Cheney’s Warning

Dick Cheney gave an interview to Politico in which he warned of the ongoing danger of terrorist attack and criticized the Obama administration for relaxing its guard:

“If it hadn’t been for what we did — with respect to the terrorist surveillance program, or enhanced interrogation techniques for high-value detainees, the Patriot Act, and so forth — then we would have been attacked again,” he said. “Those policies we put in place, in my opinion, were absolutely crucial to getting us through the last seven-plus years without a major-casualty attack on the U.S.”

Cheney said “the ultimate threat to the country” is “a 9/11-type event where the terrorists are armed with something much more dangerous than an airline ticket and a box cutter – a nuclear weapon or a biological agent of some kind” that is deployed in the middle of an American city.

“That’s the one that would involve the deaths of perhaps hundreds of thousands of people, and the one you have to spend a hell of a lot of time guarding against,” he said.

“I think there’s a high probability of such an attempt. Whether or not they can pull it off depends whether or not we keep in place policies that have allowed us to defeat all further attempts, since 9/11, to launch mass-casualty attacks against the United States.”

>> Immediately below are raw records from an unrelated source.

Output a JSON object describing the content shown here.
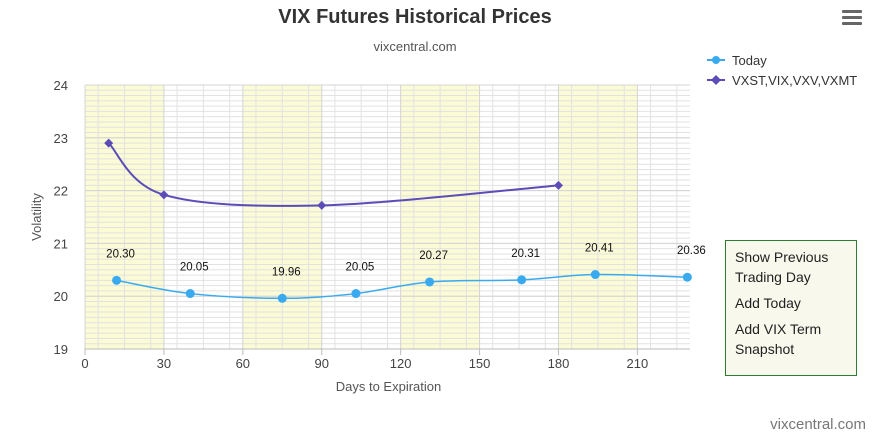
{
  "header": {
    "title": "VIX Futures Historical Prices",
    "subtitle": "vixcentral.com",
    "menu_icon": "hamburger-menu-icon"
  },
  "credit": "vixcentral.com",
  "context_menu": {
    "items": [
      "Show Previous Trading Day",
      "Add Today",
      "Add VIX Term Snapshot"
    ]
  },
  "colors": {
    "today": "#3aaaf0",
    "vxst": "#5b4cb8",
    "band": "#fbfbd6",
    "grid": "#e2e2e2"
  },
  "chart_data": {
    "type": "line",
    "title": "VIX Futures Historical Prices",
    "subtitle": "vixcentral.com",
    "xlabel": "Days to Expiration",
    "ylabel": "Volatility",
    "xlim": [
      0,
      230
    ],
    "ylim": [
      19,
      24
    ],
    "xticks": [
      0,
      30,
      60,
      90,
      120,
      150,
      180,
      210
    ],
    "yticks": [
      19,
      20,
      21,
      22,
      23,
      24
    ],
    "shaded_bands": [
      [
        0,
        30
      ],
      [
        60,
        90
      ],
      [
        120,
        150
      ],
      [
        180,
        210
      ]
    ],
    "grid": true,
    "legend_position": "top-right",
    "series": [
      {
        "name": "Today",
        "marker": "circle",
        "points": [
          {
            "x": 12,
            "y": 20.3,
            "label": "20.30"
          },
          {
            "x": 40,
            "y": 20.05,
            "label": "20.05"
          },
          {
            "x": 75,
            "y": 19.96,
            "label": "19.96"
          },
          {
            "x": 103,
            "y": 20.05,
            "label": "20.05"
          },
          {
            "x": 131,
            "y": 20.27,
            "label": "20.27"
          },
          {
            "x": 166,
            "y": 20.31,
            "label": "20.31"
          },
          {
            "x": 194,
            "y": 20.41,
            "label": "20.41"
          },
          {
            "x": 229,
            "y": 20.36,
            "label": "20.36"
          }
        ]
      },
      {
        "name": "VXST,VIX,VXV,VXMT",
        "marker": "diamond",
        "points": [
          {
            "x": 9,
            "y": 22.9
          },
          {
            "x": 30,
            "y": 21.92
          },
          {
            "x": 90,
            "y": 21.72
          },
          {
            "x": 180,
            "y": 22.1
          }
        ]
      }
    ]
  }
}
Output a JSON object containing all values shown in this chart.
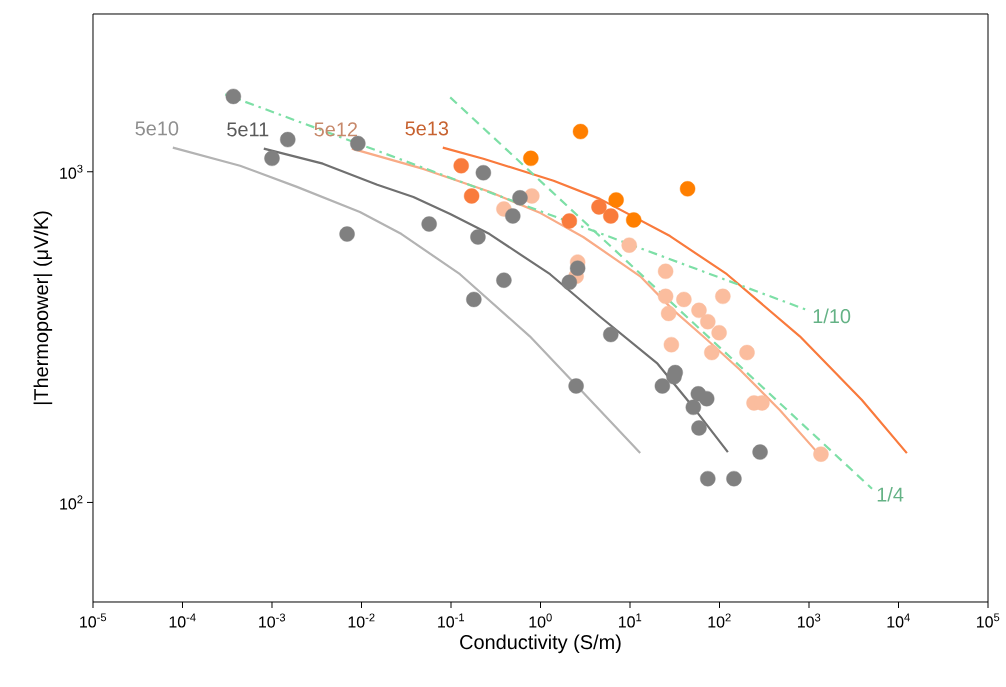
{
  "chart_data": {
    "type": "scatter",
    "xlabel": "Conductivity (S/m)",
    "ylabel": "|Thermopower| (μV/K)",
    "log": "xy",
    "grid": false,
    "xlim": [
      1e-05,
      100000.0
    ],
    "ylim": [
      50,
      3000
    ],
    "xticks": [
      {
        "value": 1e-05,
        "label": "10$^{-5}$"
      },
      {
        "value": 0.0001,
        "label": "10$^{-4}$"
      },
      {
        "value": 0.001,
        "label": "10$^{-3}$"
      },
      {
        "value": 0.01,
        "label": "10$^{-2}$"
      },
      {
        "value": 0.1,
        "label": "10$^{-1}$"
      },
      {
        "value": 1,
        "label": "10$^{0}$"
      },
      {
        "value": 10,
        "label": "10$^{1}$"
      },
      {
        "value": 100,
        "label": "10$^{2}$"
      },
      {
        "value": 1000,
        "label": "10$^{3}$"
      },
      {
        "value": 10000,
        "label": "10$^{4}$"
      },
      {
        "value": 100000,
        "label": "10$^{5}$"
      }
    ],
    "yticks": [
      {
        "value": 100,
        "label": "10$^{2}$"
      },
      {
        "value": 1000,
        "label": "10$^{3}$"
      }
    ],
    "series": [
      {
        "type": "line",
        "name": "5e10",
        "color": "#b3b3b3",
        "line_style": "solid",
        "marker": "none",
        "x": [
          7.8e-05,
          0.00044,
          0.0019,
          0.0096,
          0.028,
          0.126,
          0.76,
          2.8,
          13
        ],
        "values": [
          1183,
          1043,
          900,
          756,
          648,
          490,
          318,
          219,
          141
        ]
      },
      {
        "type": "line",
        "name": "5e11",
        "color": "#707070",
        "line_style": "solid",
        "marker": "none",
        "x": [
          0.00081,
          0.0037,
          0.015,
          0.038,
          0.098,
          0.27,
          1.28,
          4.6,
          20,
          51,
          124
        ],
        "values": [
          1175,
          1058,
          913,
          839,
          745,
          648,
          490,
          365,
          264,
          194,
          142
        ]
      },
      {
        "type": "line",
        "name": "5e12",
        "color": "#f9ab86",
        "line_style": "solid",
        "marker": "none",
        "x": [
          0.0078,
          0.049,
          0.27,
          1.0,
          3.0,
          13,
          30,
          72,
          169,
          474,
          1260
        ],
        "values": [
          1175,
          1020,
          870,
          750,
          635,
          483,
          383,
          311,
          252,
          190,
          141
        ]
      },
      {
        "type": "line",
        "name": "5e13",
        "color": "#f97a3c",
        "line_style": "solid",
        "marker": "none",
        "x": [
          0.081,
          0.23,
          1.4,
          4.6,
          28,
          121,
          790,
          3900,
          12400
        ],
        "values": [
          1183,
          1095,
          939,
          828,
          639,
          490,
          318,
          204,
          141
        ]
      },
      {
        "type": "line",
        "name": "1/10",
        "color": "#7ddfa6",
        "line_style": "dashdot",
        "marker": "none",
        "x": [
          0.0003,
          975
        ],
        "values": [
          1714,
          381
        ]
      },
      {
        "type": "line",
        "name": "1/4",
        "color": "#7ddfa6",
        "line_style": "dashed",
        "marker": "none",
        "x": [
          0.098,
          5060
        ],
        "values": [
          1679,
          110
        ]
      },
      {
        "color": "#fbbd9e",
        "marker": "circle",
        "x": [
          0.8,
          0.39,
          9.8,
          2.6,
          2.5,
          25,
          25,
          40,
          109,
          27,
          59,
          74,
          99,
          29,
          82,
          203,
          243,
          298,
          1360
        ],
        "values": [
          845,
          772,
          600,
          533,
          483,
          500,
          420,
          411,
          420,
          373,
          381,
          352,
          326,
          300,
          284,
          284,
          200,
          200,
          140
        ]
      },
      {
        "color": "#808080",
        "marker": "circle",
        "x": [
          0.00037,
          0.0015,
          0.001,
          0.0091,
          0.0069,
          0.057,
          0.23,
          0.2,
          0.39,
          0.18,
          0.59,
          0.49,
          2.6,
          2.1,
          6.1,
          2.5,
          32,
          31,
          23,
          58,
          72,
          51,
          59,
          284,
          74,
          145
        ],
        "values": [
          1690,
          1251,
          1098,
          1217,
          648,
          695,
          993,
          635,
          470,
          411,
          834,
          735,
          511,
          463,
          322,
          225,
          247,
          240,
          225,
          213,
          206,
          194,
          168,
          142,
          118,
          118
        ]
      },
      {
        "color": "#f97b3c",
        "marker": "circle",
        "x": [
          0.13,
          0.17,
          2.1,
          4.5,
          6.1
        ],
        "values": [
          1043,
          845,
          710,
          783,
          735
        ]
      },
      {
        "color": "#ff7f00",
        "marker": "circle",
        "x": [
          0.78,
          2.8,
          7.0,
          11,
          44
        ],
        "values": [
          1098,
          1323,
          822,
          715,
          888
        ]
      }
    ]
  }
}
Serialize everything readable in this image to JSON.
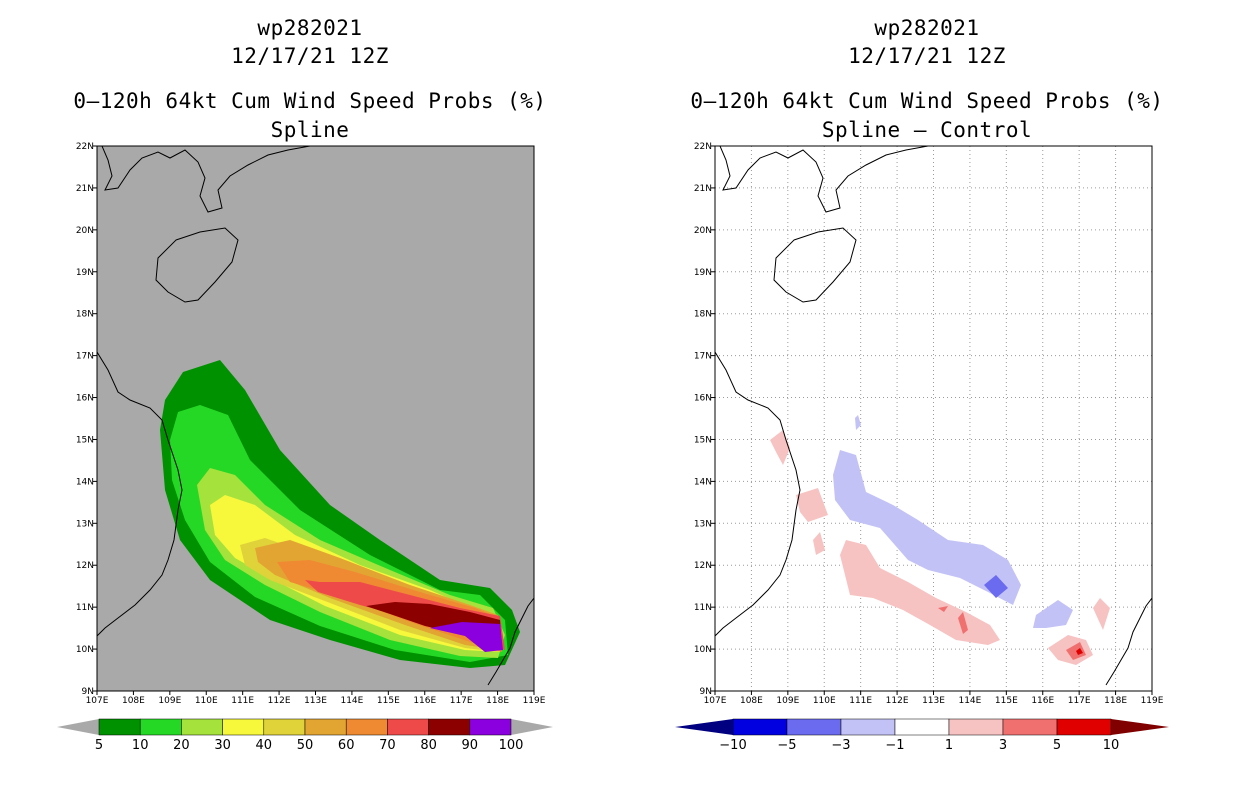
{
  "maps": {
    "left": {
      "storm_id": "wp282021",
      "datetime": "12/17/21 12Z",
      "product": "0–120h 64kt Cum Wind Speed Probs (%)",
      "subtitle": "Spline",
      "colorbar": {
        "labels": [
          "5",
          "10",
          "20",
          "30",
          "40",
          "50",
          "60",
          "70",
          "80",
          "90",
          "100"
        ],
        "colors": [
          "#009100",
          "#26d826",
          "#a6e23c",
          "#f7f73c",
          "#e0d33a",
          "#e2a532",
          "#ef8a33",
          "#ef4a4a",
          "#8c0000",
          "#8a00df"
        ]
      }
    },
    "right": {
      "storm_id": "wp282021",
      "datetime": "12/17/21 12Z",
      "product": "0–120h 64kt Cum Wind Speed Probs (%)",
      "subtitle": "Spline – Control",
      "colorbar": {
        "labels": [
          "−10",
          "−5",
          "−3",
          "−1",
          "1",
          "3",
          "5",
          "10"
        ],
        "colors": [
          "#0000e0",
          "#6b6bf0",
          "#c2c2f7",
          "#ffffff",
          "#f7c2c2",
          "#f07070",
          "#e10000"
        ]
      }
    },
    "axes": {
      "lon_labels": [
        "107E",
        "108E",
        "109E",
        "110E",
        "111E",
        "112E",
        "113E",
        "114E",
        "115E",
        "116E",
        "117E",
        "118E",
        "119E"
      ],
      "lat_labels": [
        "9N",
        "10N",
        "11N",
        "12N",
        "13N",
        "14N",
        "15N",
        "16N",
        "17N",
        "18N",
        "19N",
        "20N",
        "21N",
        "22N"
      ]
    },
    "colors": {
      "land_bg": "#a9a9a9",
      "ocean_bg": "#ffffff"
    }
  }
}
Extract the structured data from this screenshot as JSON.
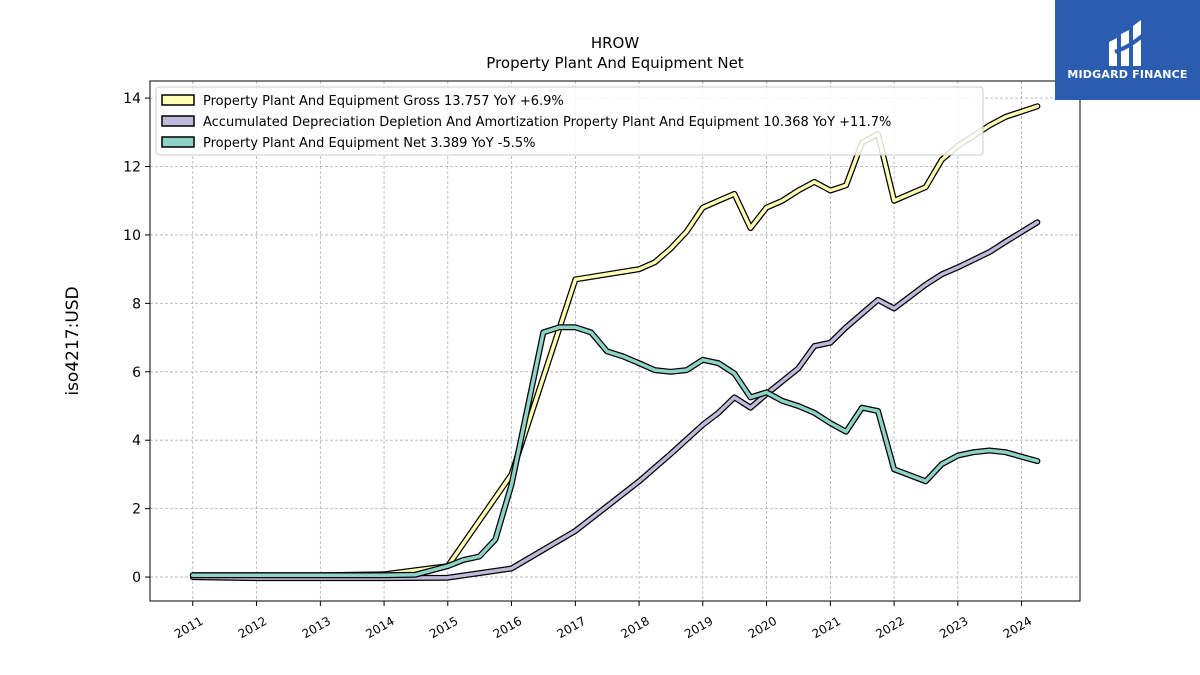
{
  "chart_data": {
    "type": "line",
    "title": "HROW",
    "subtitle": "Property Plant And Equipment Net",
    "ylabel": "iso4217:USD",
    "xlabel": "",
    "ylim": [
      -0.7,
      14.5
    ],
    "yticks": [
      0,
      2,
      4,
      6,
      8,
      10,
      12,
      14
    ],
    "xlim": [
      "2010-05-01",
      "2024-12-01"
    ],
    "xticks": [
      "2011",
      "2012",
      "2013",
      "2014",
      "2015",
      "2016",
      "2017",
      "2018",
      "2019",
      "2020",
      "2021",
      "2022",
      "2023",
      "2024"
    ],
    "grid": true,
    "legend_position": "top-left",
    "series": [
      {
        "name": "Property Plant And Equipment Gross",
        "legend": "Property Plant And Equipment Gross  13.757 YoY +6.9%",
        "color": "#ffffb3",
        "points": [
          [
            "2011-01-01",
            0.05
          ],
          [
            "2012-01-01",
            0.05
          ],
          [
            "2013-01-01",
            0.05
          ],
          [
            "2014-01-01",
            0.08
          ],
          [
            "2014-06-30",
            0.2
          ],
          [
            "2015-01-01",
            0.32
          ],
          [
            "2016-01-01",
            3.0
          ],
          [
            "2017-01-01",
            8.7
          ],
          [
            "2018-01-01",
            9.0
          ],
          [
            "2018-04-01",
            9.2
          ],
          [
            "2018-07-01",
            9.6
          ],
          [
            "2018-10-01",
            10.1
          ],
          [
            "2019-01-01",
            10.8
          ],
          [
            "2019-04-01",
            11.0
          ],
          [
            "2019-07-01",
            11.2
          ],
          [
            "2019-10-01",
            10.2
          ],
          [
            "2020-01-01",
            10.8
          ],
          [
            "2020-04-01",
            11.0
          ],
          [
            "2020-07-01",
            11.3
          ],
          [
            "2020-10-01",
            11.55
          ],
          [
            "2021-01-01",
            11.3
          ],
          [
            "2021-04-01",
            11.45
          ],
          [
            "2021-07-01",
            12.7
          ],
          [
            "2021-10-01",
            12.95
          ],
          [
            "2022-01-01",
            11.0
          ],
          [
            "2022-07-01",
            11.4
          ],
          [
            "2022-10-01",
            12.2
          ],
          [
            "2023-01-01",
            12.6
          ],
          [
            "2023-07-01",
            13.2
          ],
          [
            "2023-10-01",
            13.45
          ],
          [
            "2024-04-01",
            13.76
          ]
        ]
      },
      {
        "name": "Accumulated Depreciation Depletion And Amortization Property Plant And Equipment",
        "legend": "Accumulated Depreciation Depletion And Amortization Property Plant And Equipment  10.368 YoY +11.7%",
        "color": "#bebada",
        "points": [
          [
            "2011-01-01",
            0.0
          ],
          [
            "2012-01-01",
            -0.03
          ],
          [
            "2013-01-01",
            -0.03
          ],
          [
            "2014-01-01",
            -0.03
          ],
          [
            "2015-01-01",
            -0.02
          ],
          [
            "2016-01-01",
            0.25
          ],
          [
            "2017-01-01",
            1.35
          ],
          [
            "2018-01-01",
            2.8
          ],
          [
            "2018-07-01",
            3.6
          ],
          [
            "2019-01-01",
            4.45
          ],
          [
            "2019-04-01",
            4.8
          ],
          [
            "2019-07-01",
            5.25
          ],
          [
            "2019-10-01",
            4.95
          ],
          [
            "2020-01-01",
            5.35
          ],
          [
            "2020-07-01",
            6.1
          ],
          [
            "2020-10-01",
            6.75
          ],
          [
            "2021-01-01",
            6.85
          ],
          [
            "2021-04-01",
            7.3
          ],
          [
            "2021-10-01",
            8.1
          ],
          [
            "2022-01-01",
            7.85
          ],
          [
            "2022-07-01",
            8.55
          ],
          [
            "2022-10-01",
            8.85
          ],
          [
            "2023-01-01",
            9.05
          ],
          [
            "2023-07-01",
            9.5
          ],
          [
            "2023-10-01",
            9.8
          ],
          [
            "2024-04-01",
            10.37
          ]
        ]
      },
      {
        "name": "Property Plant And Equipment Net",
        "legend": "Property Plant And Equipment Net  3.389 YoY -5.5%",
        "color": "#8dd3c7",
        "points": [
          [
            "2011-01-01",
            0.05
          ],
          [
            "2012-01-01",
            0.05
          ],
          [
            "2013-01-01",
            0.05
          ],
          [
            "2014-01-01",
            0.05
          ],
          [
            "2014-06-30",
            0.07
          ],
          [
            "2015-01-01",
            0.32
          ],
          [
            "2015-04-01",
            0.5
          ],
          [
            "2015-07-01",
            0.6
          ],
          [
            "2015-10-01",
            1.1
          ],
          [
            "2016-01-01",
            2.7
          ],
          [
            "2016-07-01",
            7.15
          ],
          [
            "2016-10-01",
            7.3
          ],
          [
            "2017-01-01",
            7.3
          ],
          [
            "2017-04-01",
            7.15
          ],
          [
            "2017-07-01",
            6.6
          ],
          [
            "2017-10-01",
            6.45
          ],
          [
            "2018-01-01",
            6.25
          ],
          [
            "2018-04-01",
            6.05
          ],
          [
            "2018-07-01",
            6.0
          ],
          [
            "2018-10-01",
            6.05
          ],
          [
            "2019-01-01",
            6.35
          ],
          [
            "2019-04-01",
            6.25
          ],
          [
            "2019-07-01",
            5.95
          ],
          [
            "2019-10-01",
            5.25
          ],
          [
            "2020-01-01",
            5.4
          ],
          [
            "2020-04-01",
            5.15
          ],
          [
            "2020-07-01",
            5.0
          ],
          [
            "2020-10-01",
            4.8
          ],
          [
            "2021-01-01",
            4.5
          ],
          [
            "2021-04-01",
            4.25
          ],
          [
            "2021-07-01",
            4.95
          ],
          [
            "2021-10-01",
            4.85
          ],
          [
            "2022-01-01",
            3.15
          ],
          [
            "2022-07-01",
            2.8
          ],
          [
            "2022-10-01",
            3.3
          ],
          [
            "2023-01-01",
            3.55
          ],
          [
            "2023-04-01",
            3.65
          ],
          [
            "2023-07-01",
            3.7
          ],
          [
            "2023-10-01",
            3.65
          ],
          [
            "2024-04-01",
            3.39
          ]
        ]
      }
    ]
  },
  "logo": {
    "text": "MIDGARD FINANCE",
    "color": "#2a5db0"
  }
}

Cheney defended the terrorist detention center at Guantanamo Bay especially vigorously. On the Obama administration’s approach to foreign affairs, he said:

But he said he worried that “instead of sitting down and carefully evaluating the policies,” Obama officials are unwisely following “campaign rhetoric” and preparing to release terrorism suspects or afford them legal protections granted to more conventional defendants in crime cases.

The choice, he alleged, reflects a naive mindset among the new team in Washington: “The United States needs to be not so much loved as it needs to be respected. Sometimes, that requires us to take actions that generate controversy. I’m not at all sure that that’s what the Obama administration believes.”

Cheney also commented on the current political scene:

“You have Daschle with his tax problem. You have [Treasury Secretary Tim] Geithner with his tax problem. You have Charlie Rangel, who’s chairman of the Ways and Means Committee — doesn’t understand the tax code. You have Chris Dodd, who got special — alleged special terms” on a mortgage.

“If I look at that from our standpoint,” Cheney said, “I’d start to worry about it if I were a Democrat. There’s nothing more dangerous, politically, than hypocrisy. At some point, here, we’re going to get critical mass.”